Steps for Fish and cheese

  • Make Fish and cheese step 0
    1
    Food wash, ready。
  • Make Fish and cheese step 1
    2
    The eggplant is cut and immersed in salt water for five minutes before extracting the leachate。
  • Make Fish and cheese step 2
    3
    Dry starch。
  • Make Fish and cheese step 3
    4
    Paprika slices, onion slice spare。
  • Make Fish and cheese step 4
    5
    (b) Precipitation juices: salt, starch, raw, old, platinum oil, white vinegar, white sugar, soluble oil。
  • Make Fish and cheese step 5
    6
    Pick up the pan, burn to 70% heat。
  • Make Fish and cheese step 6
    7
    Put it in the eggplant and get fried in the fire. The blasts were carried over, so as not to blow。
  • Make Fish and cheese step 7
    8
    When the eggplant was coloured, the controlled oil was extracted。
  • Make Fish and cheese step 8
    9
    Leave a little bottom oil。
  • Make Fish and cheese step 9
    10
    Put it in the garlic。
  • Make Fish and cheese step 10
    11
    The soybean sauce, the little fire, the red oil。

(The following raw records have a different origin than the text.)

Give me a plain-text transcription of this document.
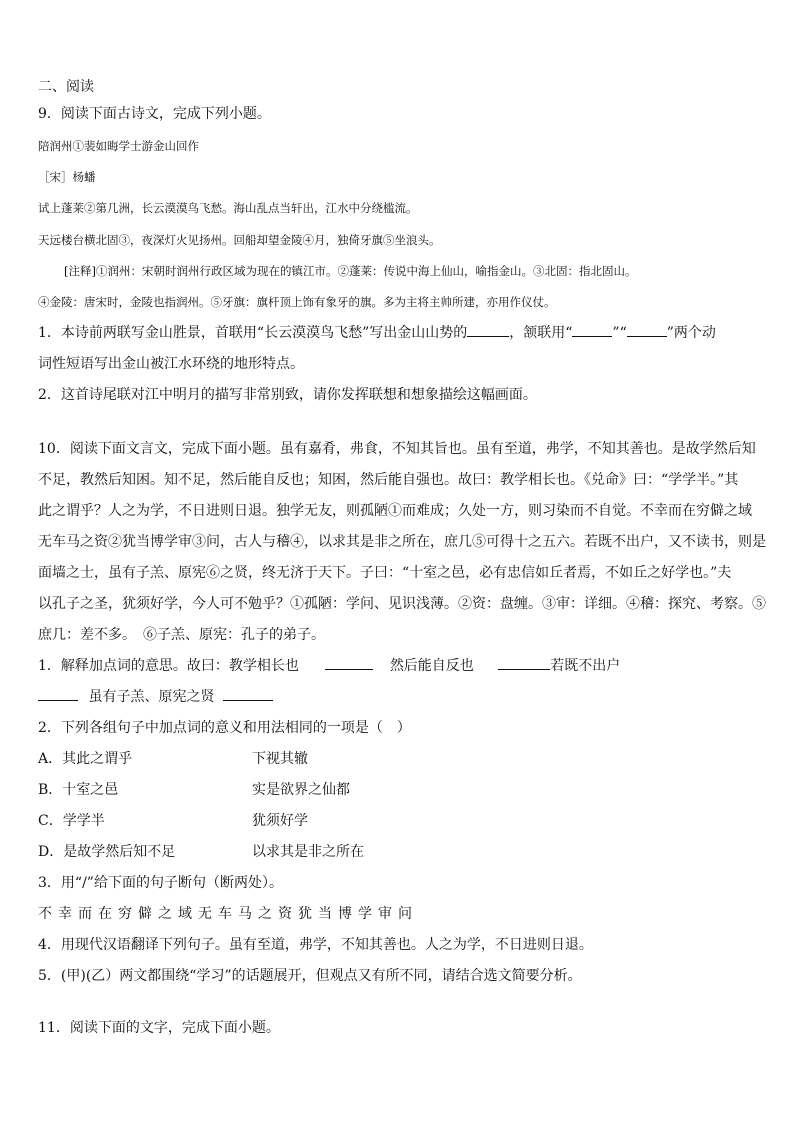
二、阅读
9．阅读下面古诗文，完成下列小题。
陪润州①裴如晦学士游金山回作
［宋］杨蟠
试上蓬莱②第几洲，长云漠漠鸟飞愁。海山乱点当轩出，江水中分绕槛流。
天远楼台横北固③，夜深灯火见扬州。回船却望金陵④月，独倚牙旗⑤坐浪头。
[注释]①润州：宋朝时润州行政区域为现在的镇江市。②蓬莱：传说中海上仙山，喻指金山。③北固：指北固山。
④金陵：唐宋时，金陵也指润州。⑤牙旗：旗杆顶上饰有象牙的旗。多为主将主帅所建，亦用作仪仗。
1．本诗前两联写金山胜景，首联用“长云漠漠鸟飞愁”写出金山山势的	，颔联用“	”“	”两个动
词性短语写出金山被江水环绕的地形特点。
2．这首诗尾联对江中明月的描写非常别致，请你发挥联想和想象描绘这幅画面。
10．阅读下面文言文，完成下面小题。虽有嘉肴，弗食，不知其旨也。虽有至道，弗学，不知其善也。是故学然后知
不足，教然后知困。知不足，然后能自反也；知困，然后能自强也。故曰：教学相长也。《兑命》曰：“学学半。”其
此之谓乎？人之为学，不日进则日退。独学无友，则孤陋①而难成；久处一方，则习染而不自觉。不幸而在穷僻之域
无车马之资②犹当博学审③问，古人与稽④，以求其是非之所在，庶几⑤可得十之五六。若既不出户，又不读书，则是
面墙之士，虽有子羔、原宪⑥之贤，终无济于天下。子曰：“十室之邑，必有忠信如丘者焉，不如丘之好学也。”夫
以孔子之圣，犹须好学，今人可不勉乎？①孤陋：学问、见识浅薄。②资：盘缠。③审：详细。④稽：探究、考察。⑤
庶几：差不多。　⑥子羔、原宪：孔子的弟子。
1．解释加点词的意思。故曰：教学相长也	然后能自反也	若既不出户
虽有子羔、原宪之贤
2．下列各组句子中加点词的意义和用法相同的一项是（　）
A．其此之谓乎	下视其辙
B．十室之邑	实是欲界之仙都
C．学学半	犹须好学
D．是故学然后知不足	以求其是非之所在
3．用“/”给下面的句子断句（断两处）。
不幸而在穷僻之域无车马之资犹当博学审问
4．用现代汉语翻译下列句子。虽有至道，弗学，不知其善也。人之为学，不日进则日退。
5．(甲)(乙）两文都围绕“学习”的话题展开，但观点又有所不同，请结合选文简要分析。
11．阅读下面的文字，完成下面小题。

  • Make Fish and cheese step 11
    12
    Put it in Paprika。
  • Make Fish and cheese step 12
    13
    Put it in the eggplant, turn it up。
  • Make Fish and cheese step 13
    14
    Just pour in the preset juice, and you'll be fine。

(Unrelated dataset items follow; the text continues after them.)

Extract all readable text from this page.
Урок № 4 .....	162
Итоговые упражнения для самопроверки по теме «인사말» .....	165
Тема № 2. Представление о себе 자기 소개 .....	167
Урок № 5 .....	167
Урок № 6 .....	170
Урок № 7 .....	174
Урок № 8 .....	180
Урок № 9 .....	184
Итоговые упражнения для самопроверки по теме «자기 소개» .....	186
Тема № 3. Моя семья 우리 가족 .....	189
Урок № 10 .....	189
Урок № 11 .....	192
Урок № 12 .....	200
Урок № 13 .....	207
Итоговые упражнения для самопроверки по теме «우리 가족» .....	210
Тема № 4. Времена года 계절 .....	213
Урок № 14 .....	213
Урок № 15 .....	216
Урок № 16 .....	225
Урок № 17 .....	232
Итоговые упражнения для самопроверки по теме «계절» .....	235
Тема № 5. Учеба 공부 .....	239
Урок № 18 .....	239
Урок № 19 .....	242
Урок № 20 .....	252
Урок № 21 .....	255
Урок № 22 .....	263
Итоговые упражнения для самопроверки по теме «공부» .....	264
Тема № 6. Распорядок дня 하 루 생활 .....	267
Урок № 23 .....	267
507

  • Make Fish and cheese step 14
    15
    Out of the pot, pallet。
  • Fish and cheese Make Tips

    THE EGGPLANT ADVISES NOT TO GO TO THE SKIN, BUT ITS VALUE IS IN THE SKIN, BUT IT MUST BE WASHED CLEAN, OTHERWISE THE PESTICIDE MAY BE LEFT BEHIND, ENDANGERING HEALTH. THE EGGPLANT SKIN CONTAINS VITAMIN B, VITAMIN B AND VITAMIN C ARE A GOOD PAIR OF PARTNERS, AND WE HAVE ENOUGH VITAMIN C, WHICH NEEDS VITAMIN B SUPPORT IN THE METABOLIC PROCESS。